As 2023 smoothly approaches its conclusion, it's time to look at 2024 and make a brief preliminary forecast. I may disappoint someone, but the forecast will be in the style of the Federal Reserve (FRS). It's worth remembering that the FRS, for the most part, prints figures that are not actual forecasts. For example, the FOMC expects a slowdown in inflation and an increase in unemployment, and we see just two figures that have very little relevance to the future. Forecasts, in general, have proven futile over the last 3-4 years, showing us that the world is changing so rapidly that the prediction process becomes meaningless. No one could predict the "coronavirus" pandemic, the collapse of oil prices to zero, and the military conflict between Ukraine and Russia involving half the world indirectly.
Therefore, I immediately emphasize that not only should my forecasts be cautiously approached, but so should any others. The future is unknown. The American economy is likely to face a mild recession next year. Unemployment levels will rise, inflation will continue to decline, and interest rates will begin to decrease around the second half of the year. What do these changes portend for the American currency? Since the economic situation is deteriorating while economic conditions improve, it can be assumed that nothing will change for the dollar.
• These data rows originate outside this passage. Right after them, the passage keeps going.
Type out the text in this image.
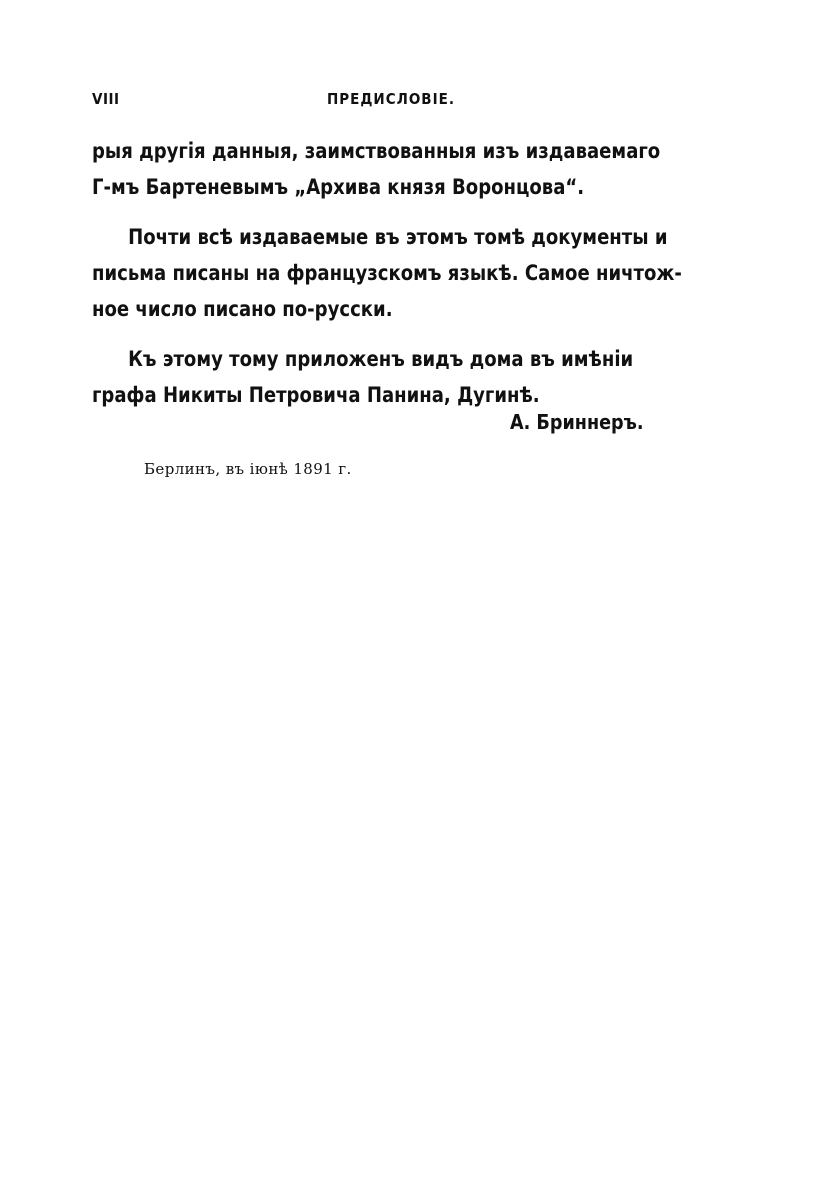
VIII	ПРЕДИСЛОВІЕ.
рыя другія данныя, заимствованныя изъ издаваемаго
Г-мъ Бартеневымъ „Архива князя Воронцова“.
Почти всѣ издаваемые въ этомъ томѣ документы и
письма писаны на французскомъ языкѣ. Самое ничтож-
ное число писано по-русски.
Къ этому тому приложенъ видъ дома въ имѣніи
графа Никиты Петровича Панина, Дугинѣ.
А. Бриннеръ.
Берлинъ, въ іюнѣ 1891 г.
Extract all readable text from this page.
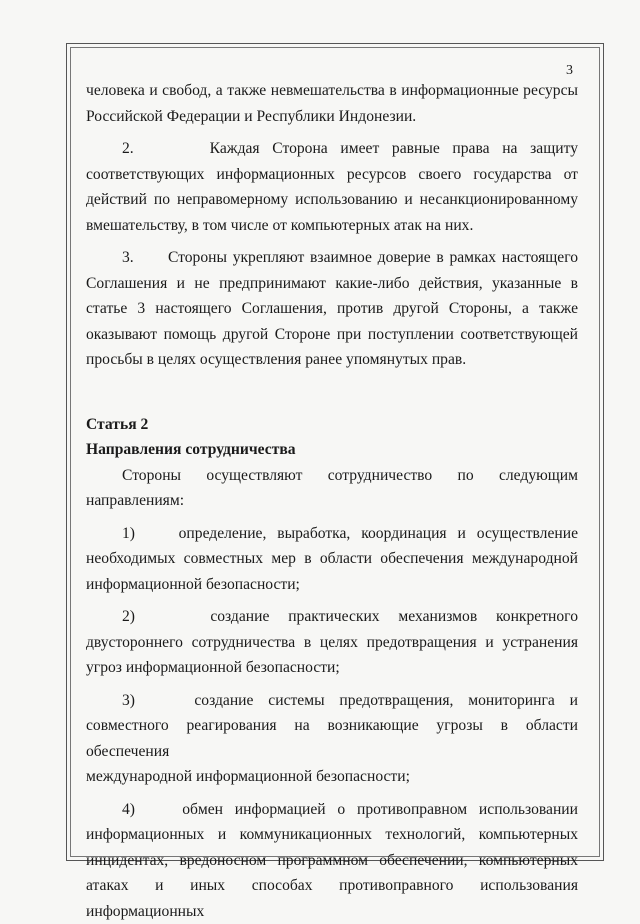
3

человека и свобод, а также невмешательства в информационные ресурсы

Российской Федерации и Республики Индонезии.

2.      Каждая Сторона имеет равные права на защиту

соответствующих информационных ресурсов своего государства от

действий по неправомерному использованию и несанкционированному

вмешательству, в том числе от компьютерных атак на них.

3.      Стороны укрепляют взаимное доверие в рамках настоящего

Соглашения и не предпринимают какие-либо действия, указанные в

статье 3 настоящего Соглашения, против другой Стороны, а также

оказывают помощь другой Стороне при поступлении соответствующей

просьбы в целях осуществления ранее упомянутых прав.

Статья 2

Направления сотрудничества

Стороны осуществляют сотрудничество по следующим

направлениям:

1)    определение, выработка, координация и осуществление

необходимых совместных мер в области обеспечения международной

информационной безопасности;

2)    создание практических механизмов конкретного

двустороннего сотрудничества в целях предотвращения и устранения

угроз информационной безопасности;

3)    создание системы предотвращения, мониторинга и

совместного реагирования на возникающие угрозы в области обеспечения

международной информационной безопасности;

4)    обмен информацией о противоправном использовании

информационных и коммуникационных технологий, компьютерных

инцидентах, вредоносном программном обеспечении, компьютерных

атаках и иных способах противоправного использования информационных
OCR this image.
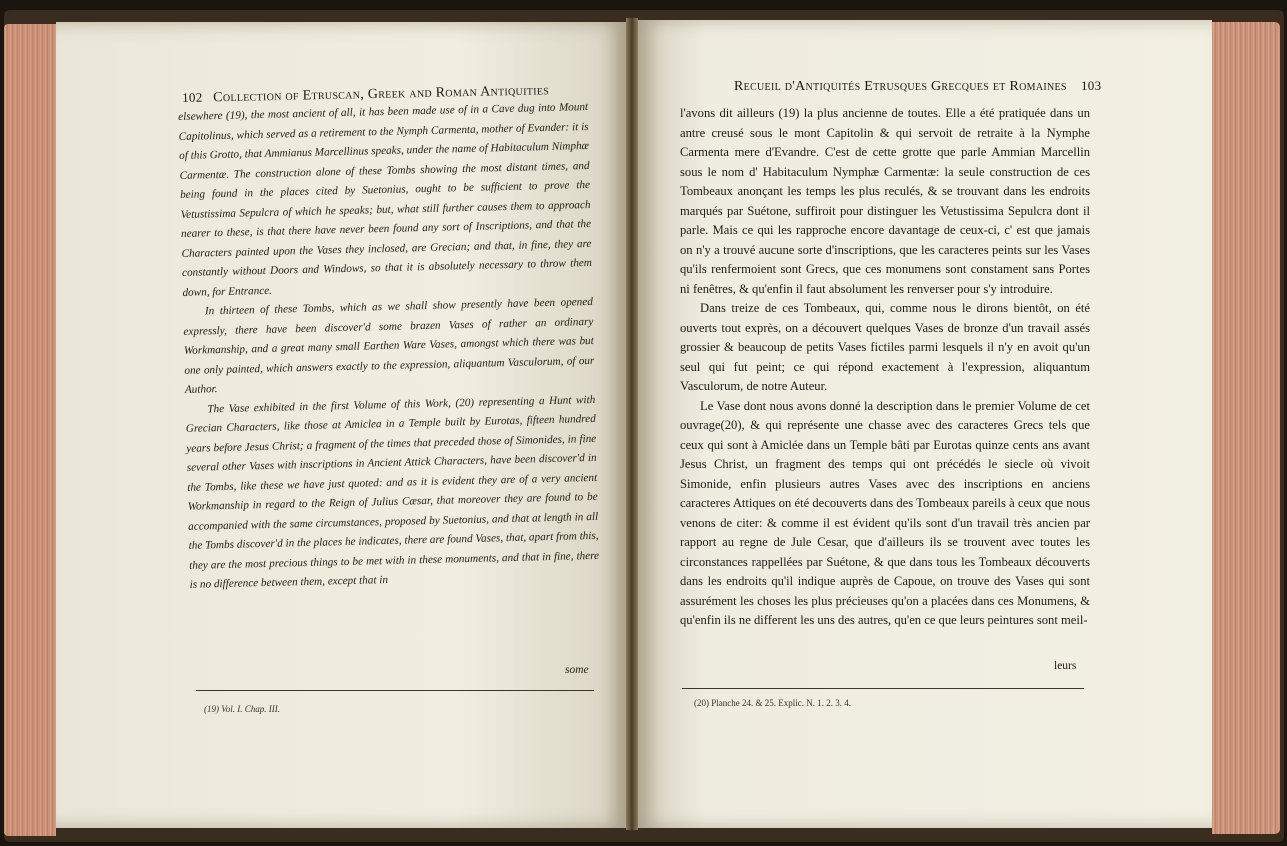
102 Collection of Etruscan, Greek and Roman Antiquities

elsewhere (19), the most ancient of all, it has been made use of in a Cave dug into Mount Capitolinus, which served as a retirement to the Nymph Carmenta, mother of Evander: it is of this Grotto, that Ammianus Marcellinus speaks, under the name of Habitaculum Nimphæ Carmentæ. The construction alone of these Tombs showing the most distant times, and being found in the places cited by Suetonius, ought to be sufficient to prove the Vetustissima Sepulcra of which he speaks; but, what still further causes them to approach nearer to these, is that there have never been found any sort of Inscriptions, and that the Characters painted upon the Vases they inclosed, are Grecian; and that, in fine, they are constantly without Doors and Windows, so that it is absolutely necessary to throw them down, for Entrance.

In thirteen of these Tombs, which as we shall show presently have been opened expressly, there have been discover'd some brazen Vases of rather an ordinary Workmanship, and a great many small Earthen Ware Vases, amongst which there was but one only painted, which answers exactly to the expression, aliquantum Vasculorum, of our Author.

The Vase exhibited in the first Volume of this Work, (20) representing a Hunt with Grecian Characters, like those at Amiclea in a Temple built by Eurotas, fifteen hundred years before Jesus Christ; a fragment of the times that preceded those of Simonides, in fine several other Vases with inscriptions in Ancient Attick Characters, have been discover'd in the Tombs, like these we have just quoted: and as it is evident they are of a very ancient Workmanship in regard to the Reign of Julius Cæsar, that moreover they are found to be accompanied with the same circumstances, proposed by Suetonius, and that at length in all the Tombs discover'd in the places he indicates, there are found Vases, that, apart from this, they are the most precious things to be met with in these monuments, and that in fine, there is no difference between them, except that in

some
(19) Vol. I. Chap. III.
Recueil d'Antiquités Etrusques Grecques et Romaines 103

l'avons dit ailleurs (19) la plus ancienne de toutes. Elle a été pratiquée dans un antre creusé sous le mont Capitolin & qui servoit de retraite à la Nymphe Carmenta mere d'Evandre. C'est de cette grotte que parle Ammian Marcellin sous le nom d' Habitaculum Nymphæ Carmentæ: la seule construction de ces Tombeaux anonçant les temps les plus reculés, & se trouvant dans les endroits marqués par Suétone, suffiroit pour distinguer les Vetustissima Sepulcra dont il parle. Mais ce qui les rapproche encore davantage de ceux-ci, c' est que jamais on n'y a trouvé aucune sorte d'inscriptions, que les caracteres peints sur les Vases qu'ils renfermoient sont Grecs, que ces monumens sont constament sans Portes ni fenêtres, & qu'enfin il faut absolument les renverser pour s'y introduire.

Dans treize de ces Tombeaux, qui, comme nous le dirons bientôt, on été ouverts tout exprès, on a découvert quelques Vases de bronze d'un travail assés grossier & beaucoup de petits Vases fictiles parmi lesquels il n'y en avoit qu'un seul qui fut peint; ce qui répond exactement à l'expression, aliquantum Vasculorum, de notre Auteur.

Le Vase dont nous avons donné la description dans le premier Volume de cet ouvrage(20), & qui représente une chasse avec des caracteres Grecs tels que ceux qui sont à Amiclée dans un Temple bâti par Eurotas quinze cents ans avant Jesus Christ, un fragment des temps qui ont précédés le siecle où vivoit Simonide, enfin plusieurs autres Vases avec des inscriptions en anciens caracteres Attiques on été decouverts dans des Tombeaux pareils à ceux que nous venons de citer: & comme il est évident qu'ils sont d'un travail très ancien par rapport au regne de Jule Cesar, que d'ailleurs ils se trouvent avec toutes les circonstances rappellées par Suétone, & que dans tous les Tombeaux découverts dans les endroits qu'il indique auprès de Capoue, on trouve des Vases qui sont assurément les choses les plus précieuses qu'on a placées dans ces Monumens, & qu'enfin ils ne different les uns des autres, qu'en ce que leurs peintures sont meil-

leurs
(20) Planche 24. & 25. Explic. N. 1. 2. 3. 4.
Also, the ECB will start reducing rates, the Bank of England will start reducing rates, and the economies of the UK and the EU are already on the brink of recession.
So, expecting a decline from the American economy is possible, but it is not worth thinking that the European and British economies will continue to hover around zero. Rates in the UK and the EU will also decrease. Already, many experts believe that all three central banks will conduct three or four rounds of monetary policy easing next year. If this assumption is correct, all three currencies will remain in the same conditions.
However, this does not mean that both pairs will remain in the same range throughout the year. Already, we see that everything depends not on the news background or wave analysis but on market sentiment. If, for some reason, the market considers it necessary to increase demand for the euro and the pound, these currencies will continue to rise, even if their central banks cut rates to zero immediately. I and my readers need to continue balancing between wave analysis, news background, and reading market sentiment.
Based on the analysis conducted, the construction of a bearish wave set continues. The targets around the 1.0463 mark have been ideally worked out, and the unsuccessful attempt to break this mark indicates a transition to the construction of a corrective wave. Wave 2 or b has taken a completed form, so I expect the construction of an impulsive descending Wave 3 or c with a significant decrease in the pair soon. I still anticipate a decline with targets below the low of Wave 1 or a. An unsuccessful attempt to break the 38.2% level may indicate the market's readiness for sales.
The wave pattern of the GBP/USD instrument suggests a decline within the descending Wave 3 or c. I am considering selling the pair with targets below the 1.2039 mark because Wave 2 or b must eventually be completed and can be done at any moment. The longer it turns out, the more significant the pound's decline will be. The peak of the presumed Wave e in 2 or b can be used for sales, and an order limiting potential transaction losses can be placed above it.